Clearly, advancing such systems along all their sociotechnical dimensions is most likely to help them overcome the pervasive translational barrier found in medical artificial intelligence research. Doing so within the framework introduced in this Perspective is particularly promising. First and foremost, the key tenets of our approach agree with core beliefs and views of practising clinicians about the use of artificial intelligence in medicine138. Our conceptualisation of AI is also crafted to closely align with the aforementioned “social and relational rather than autonomous” view of (human) intelligence. Additionally, our envisaged operationalisation of AI positions it as a partner for people to collaborate with or a tool at their disposal rather than their competitor or replacement, suggesting its favourable reception. Lastly, our approach keeps the allocation of decision responsibility with humans and preserves their autonomy, attesting to its strong sociotechnical foundations. All of these principles—firmly grounded in decades of interdisciplinary research—promise to increase acceptability and facilitate seamless integration of artificial intelligence in clinical practice for real-world impact.

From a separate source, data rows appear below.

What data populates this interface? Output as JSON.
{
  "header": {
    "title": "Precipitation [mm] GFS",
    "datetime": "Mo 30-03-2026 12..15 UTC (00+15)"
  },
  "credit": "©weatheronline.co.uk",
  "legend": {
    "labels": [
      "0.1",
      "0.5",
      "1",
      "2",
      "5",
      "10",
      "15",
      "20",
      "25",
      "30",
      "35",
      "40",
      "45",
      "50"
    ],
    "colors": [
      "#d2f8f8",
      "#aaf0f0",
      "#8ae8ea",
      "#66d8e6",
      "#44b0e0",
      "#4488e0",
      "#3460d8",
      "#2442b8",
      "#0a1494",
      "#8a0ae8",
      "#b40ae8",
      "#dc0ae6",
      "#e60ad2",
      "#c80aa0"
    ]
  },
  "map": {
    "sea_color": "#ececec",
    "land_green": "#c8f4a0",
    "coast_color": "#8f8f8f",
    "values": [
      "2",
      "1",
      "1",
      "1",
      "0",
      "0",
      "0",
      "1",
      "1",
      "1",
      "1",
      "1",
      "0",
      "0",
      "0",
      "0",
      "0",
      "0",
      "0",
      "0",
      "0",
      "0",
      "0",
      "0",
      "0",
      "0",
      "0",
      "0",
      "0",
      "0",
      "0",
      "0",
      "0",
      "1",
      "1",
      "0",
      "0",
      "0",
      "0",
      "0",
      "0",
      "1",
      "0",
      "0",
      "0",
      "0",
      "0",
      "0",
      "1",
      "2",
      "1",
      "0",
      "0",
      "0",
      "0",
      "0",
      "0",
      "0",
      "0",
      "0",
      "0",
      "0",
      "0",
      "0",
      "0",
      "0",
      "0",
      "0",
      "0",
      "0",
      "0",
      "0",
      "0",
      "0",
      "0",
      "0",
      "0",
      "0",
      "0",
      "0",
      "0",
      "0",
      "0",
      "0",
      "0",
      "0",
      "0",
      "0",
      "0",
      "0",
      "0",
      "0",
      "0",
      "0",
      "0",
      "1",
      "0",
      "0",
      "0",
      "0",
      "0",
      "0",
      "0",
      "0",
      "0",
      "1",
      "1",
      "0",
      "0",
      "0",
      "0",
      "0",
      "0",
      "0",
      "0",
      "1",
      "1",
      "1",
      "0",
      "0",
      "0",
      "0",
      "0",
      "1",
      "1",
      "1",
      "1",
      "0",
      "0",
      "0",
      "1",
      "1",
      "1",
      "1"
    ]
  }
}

When deployed and used, these systems can reduce mortality and morbidity of various diseases (besides alleviating their economic burden) by personalising treatments as well as minimising diagnostic and decision-making errors. Regarding paediatric sepsis, they could58:

  • aid with its detection in view of this population’s heterogeneity and the uncertainty surrounding this disease;

  • improve its management given the lack of suitable (data-driven predictive) tools to assess its severity and monitor its progression; and

  • make its treatment more consistent to reduce unnecessary exposure to antibiotics.

To this end, such AI systems could, for example, be integrated into the fabric of multidisciplinary sepsis teams139 and (bedside) sepsis huddles140, supporting the epistemic and cognitive functions of their participants. More broadly, these tools have the potential to generate new (scientific) knowledge and insights in (bio)medicine and healthcare as well as other disciplines amenable to AI modelling.